J.B. Schofield (Joe) had 4 sons 2 of whom, Norman and Stanley took the opportunity in 1920 to buy for the princely sum of £410 another 8 acres of land to add to what was already in the family. Later in 1941 Norman paid £800 to buy the rest of the familys share in all the land and property at Greenhead thus setting the scene for the next 3 generations of Schofields.

Like most other business of the time the horse and cart was the transport of the day, however in 1933 13 years after Joes death the first diesel engined vehicles came along, YG8732 a Morris commercial, by 1954 following the lean postwar years Norman, encouraged by sons Carl and George had scraped the money together to buy the companys first new vehicle, a Perkins P6 engined Dodge 5 tonner based on payload in those days of course. Norman told the two This is the last new wagon Ill ever buy. He did, however buy the business of W. Oldcorn from his friend William Bill Oldcorn , involved in coal and general haulage W.Oldcorn still trades from the same office as J.B. Schofield.

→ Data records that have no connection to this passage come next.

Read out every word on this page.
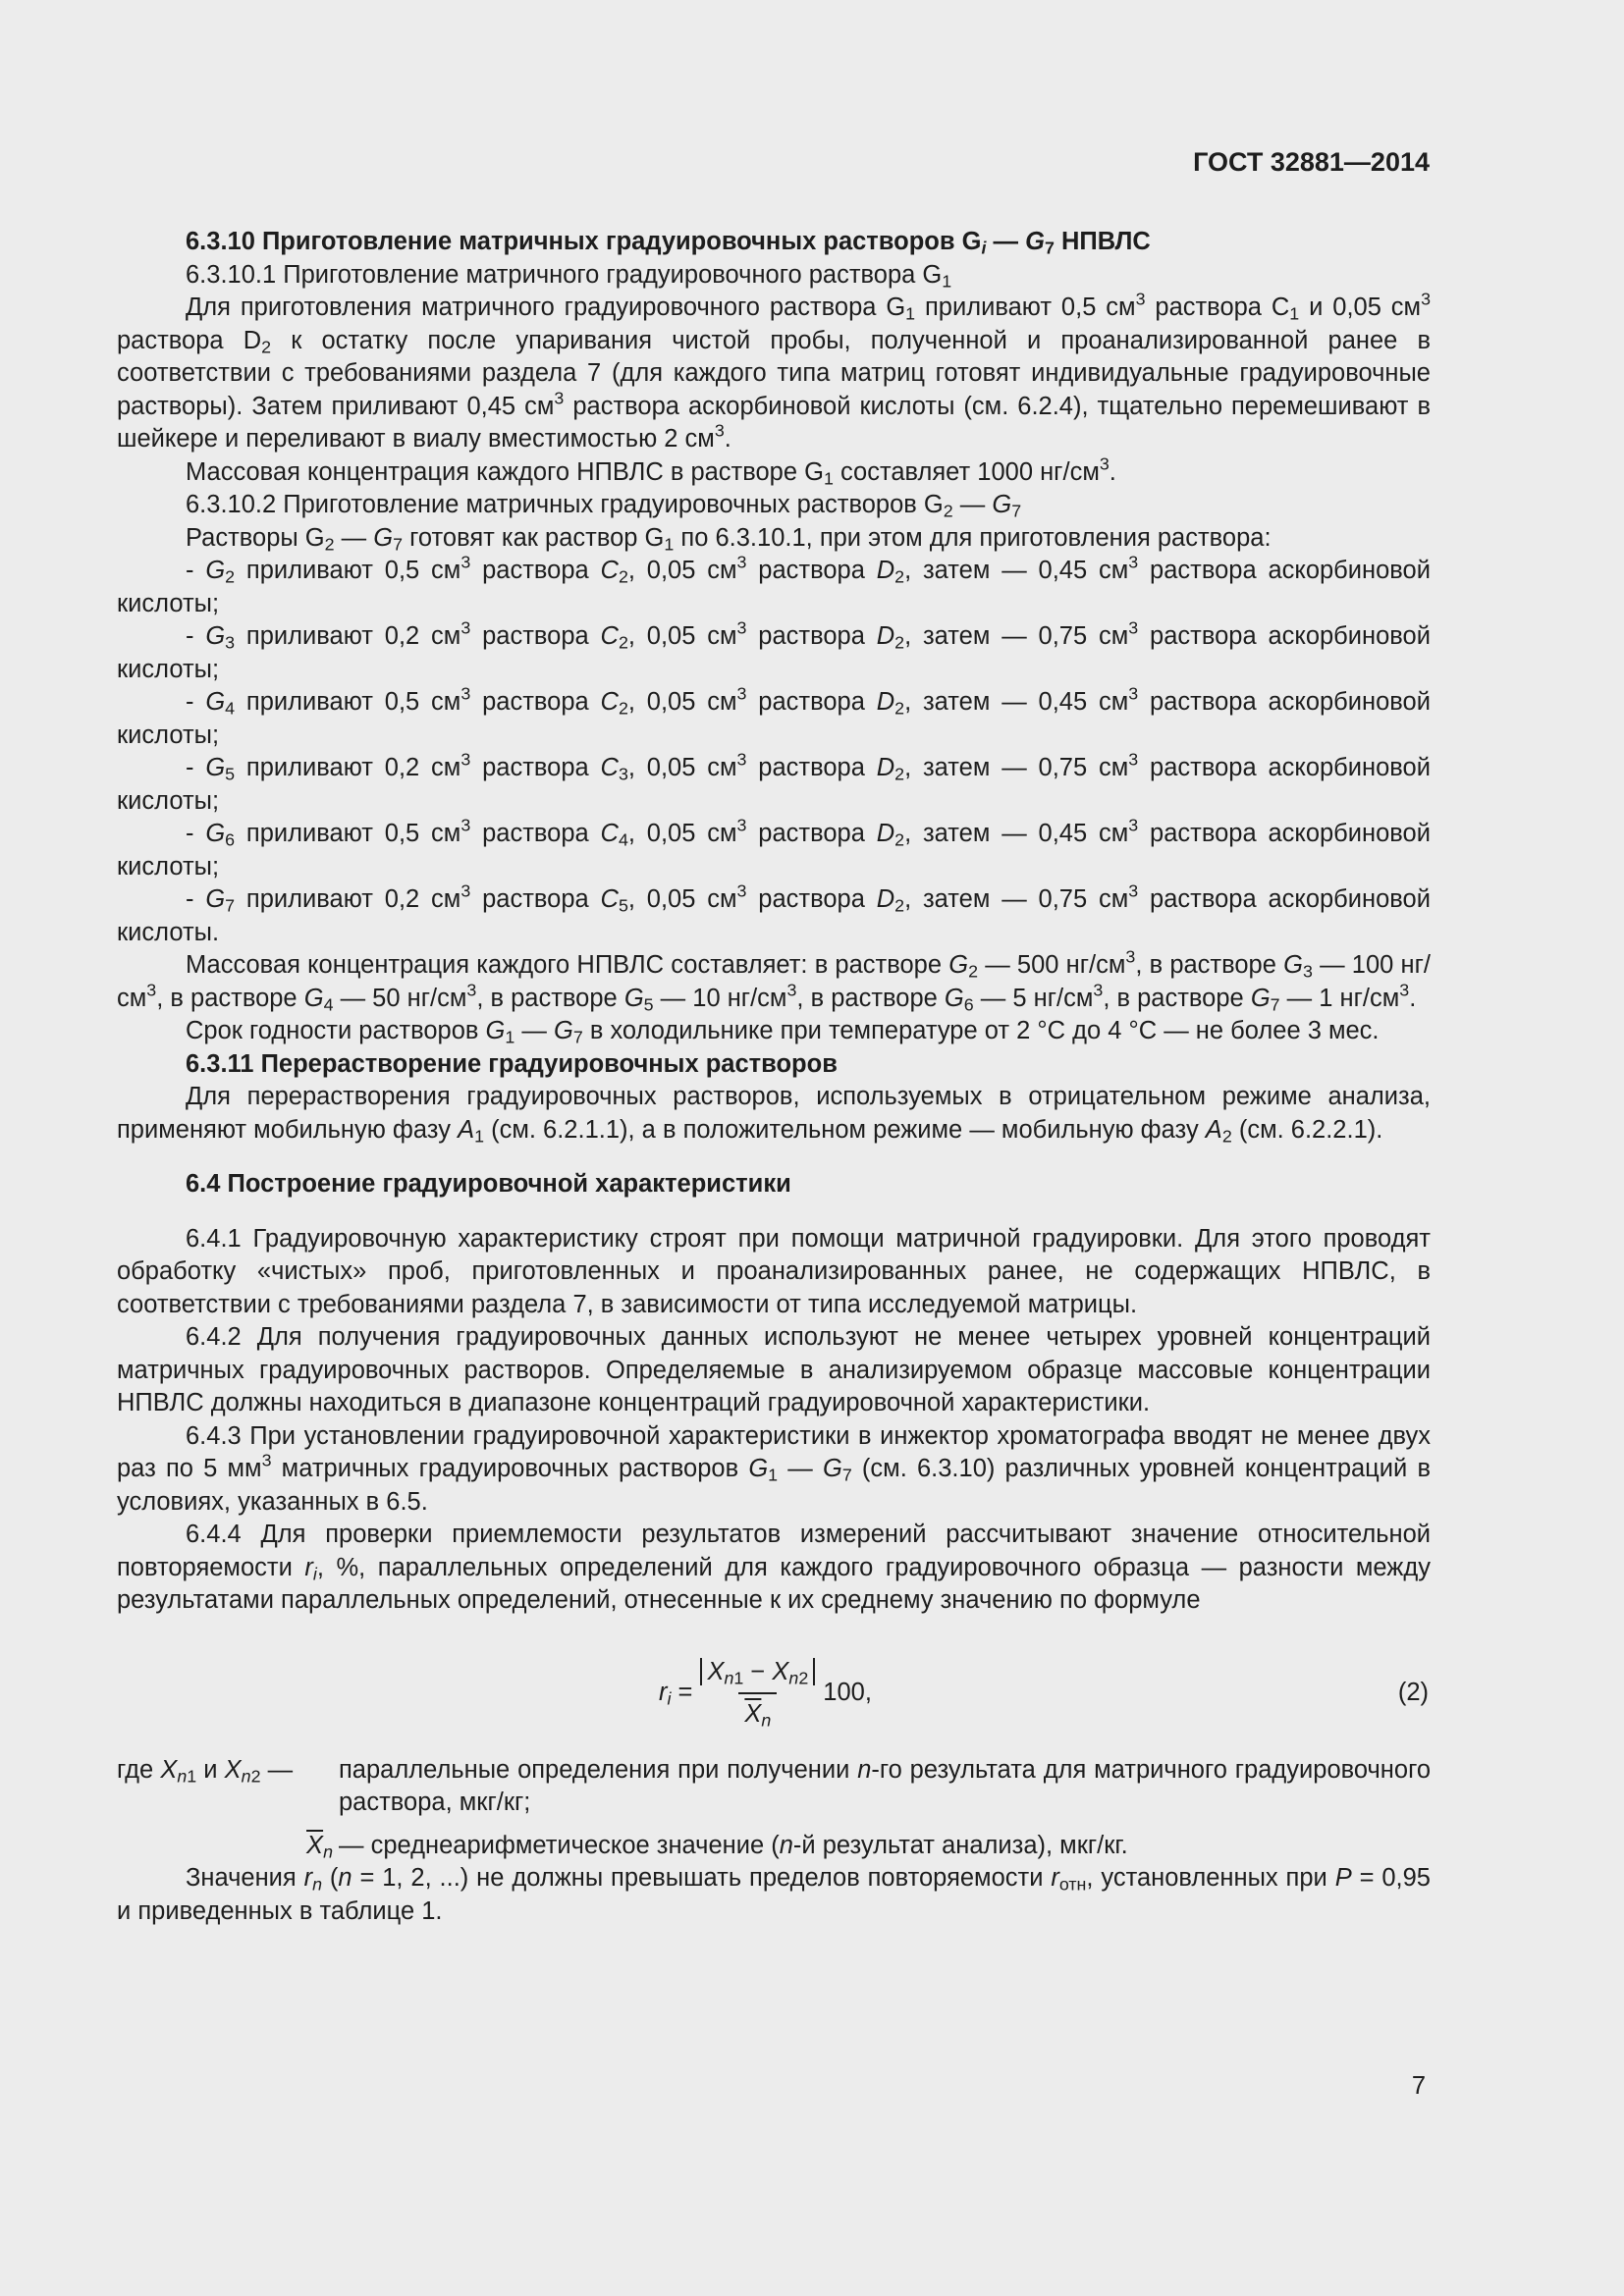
ГОСТ 32881—2014

6.3.10 Приготовление матричных градуировочных растворов $G_i$ — $G_7$ НПВЛС

6.3.10.1 Приготовление матричного градуировочного раствора $G_1$

Для приготовления матричного градуировочного раствора $G_1$ приливают 0,5 $см^3$ раствора $C_1$ и 0,05 $см^3$ раствора $D_2$ к остатку после упаривания чистой пробы, полученной и проанализированной ранее в соответствии с требованиями раздела 7 (для каждого типа матриц готовят индивидуальные градуировочные растворы). Затем приливают 0,45 $см^3$ раствора аскорбиновой кислоты (см. 6.2.4), тщательно перемешивают в шейкере и переливают в виалу вместимостью 2 $см^3$.

Массовая концентрация каждого НПВЛС в растворе $G_1$ составляет 1000 $нг/см^3$.

6.3.10.2 Приготовление матричных градуировочных растворов $G_2$ — $G_7$

Растворы $G_2$ — $G_7$ готовят как раствор $G_1$ по 6.3.10.1, при этом для приготовления раствора:

- $G_2$ приливают 0,5 $см^3$ раствора $C_2$, 0,05 $см^3$ раствора $D_2$, затем — 0,45 $см^3$ раствора аскорбиновой кислоты;

- $G_3$ приливают 0,2 $см^3$ раствора $C_2$, 0,05 $см^3$ раствора $D_2$, затем — 0,75 $см^3$ раствора аскорбиновой кислоты;

- $G_4$ приливают 0,5 $см^3$ раствора $C_2$, 0,05 $см^3$ раствора $D_2$, затем — 0,45 $см^3$ раствора аскорбиновой кислоты;

- $G_5$ приливают 0,2 $см^3$ раствора $C_3$, 0,05 $см^3$ раствора $D_2$, затем — 0,75 $см^3$ раствора аскорбиновой кислоты;

- $G_6$ приливают 0,5 $см^3$ раствора $C_4$, 0,05 $см^3$ раствора $D_2$, затем — 0,45 $см^3$ раствора аскорбиновой кислоты;

- $G_7$ приливают 0,2 $см^3$ раствора $C_5$, 0,05 $см^3$ раствора $D_2$, затем — 0,75 $см^3$ раствора аскорбиновой кислоты.

Массовая концентрация каждого НПВЛС составляет: в растворе $G_2$ — 500 $нг/см^3$, в растворе $G_3$ — 100 $нг/см^3$, в растворе $G_4$ — 50 $нг/см^3$, в растворе $G_5$ — 10 $нг/см^3$, в растворе $G_6$ — 5 $нг/см^3$, в растворе $G_7$ — 1 $нг/см^3$.

Срок годности растворов $G_1$ — $G_7$ в холодильнике при температуре от 2 °С до 4 °С — не более 3 мес.

6.3.11 Перерастворение градуировочных растворов

Для перерастворения градуировочных растворов, используемых в отрицательном режиме анализа, применяют мобильную фазу $A_1$ (см. 6.2.1.1), а в положительном режиме — мобильную фазу $A_2$ (см. 6.2.2.1).

6.4 Построение градуировочной характеристики

6.4.1 Градуировочную характеристику строят при помощи матричной градуировки. Для этого проводят обработку «чистых» проб, приготовленных и проанализированных ранее, не содержащих НПВЛС, в соответствии с требованиями раздела 7, в зависимости от типа исследуемой матрицы.

6.4.2 Для получения градуировочных данных используют не менее четырех уровней концентраций матричных градуировочных растворов. Определяемые в анализируемом образце массовые концентрации НПВЛС должны находиться в диапазоне концентраций градуировочной характеристики.

6.4.3 При установлении градуировочной характеристики в инжектор хроматографа вводят не менее двух раз по 5 $мм^3$ матричных градуировочных растворов $G_1$ — $G_7$ (см. 6.3.10) различных уровней концентраций в условиях, указанных в 6.5.

6.4.4 Для проверки приемлемости результатов измерений рассчитывают значение относительной повторяемости $r_i$, %, параллельных определений для каждого градуировочного образца — разности между результатами параллельных определений, отнесенные к их среднему значению по формуле

$r_i = \frac{X_{n1} - X_{n2}}{\overline{X}_n} 100$,	(2)
где $X_{n1}$ и $X_{n2}$ —	параллельные определения при получении n-го результата для матричного градуировочного раствора, мкг/кг;
$\overline{X}_n$ — среднеарифметическое значение (n-й результат анализа), мкг/кг.

Значения $r_n$ (n = 1, 2, ...) не должны превышать пределов повторяемости $r_{отн}$, установленных при P = 0,95 и приведенных в таблице 1.

7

Normans death at the age of 67 in 1964 led to Carl and younger brother George taking over the business with some stock but very little money. The two brothers set about expanding the company forming J.B. Schofield & Sons Ltd, larger vehicles Foden, probably the best premium vehicle of that era were the chosen marque, forming a trend that is carried to the current day. A new crane with electro magnet for handling the ferrous scrap metal, crawler excavators, wheeled loaders and crawler cranes were all aquired with demolition and plant hire being undertaken.

During the 1960 in Schofields home valley the Colne Valley, famous for its textile mills, rows of stone weavers cottages built to service the now declining industry where being condemned and demolished and replaced with modern housing thus keeping the demolition equipment busy. Larger industrial demolition sites were of course providing scrap metal for the scrap processing side of the business. Many of the new houses were being built from the same stone and wood reclaimed from the destruction of the houses being replaced, many houses in the Huddersfield area being built from materials supplied by Schofields.

Although textiles were declining the local villages were growing providing yet more work for the plant hire business, stripping soil and sub soil in conjunction with local developers, these fields now unrecognisable as sprawling housing estates.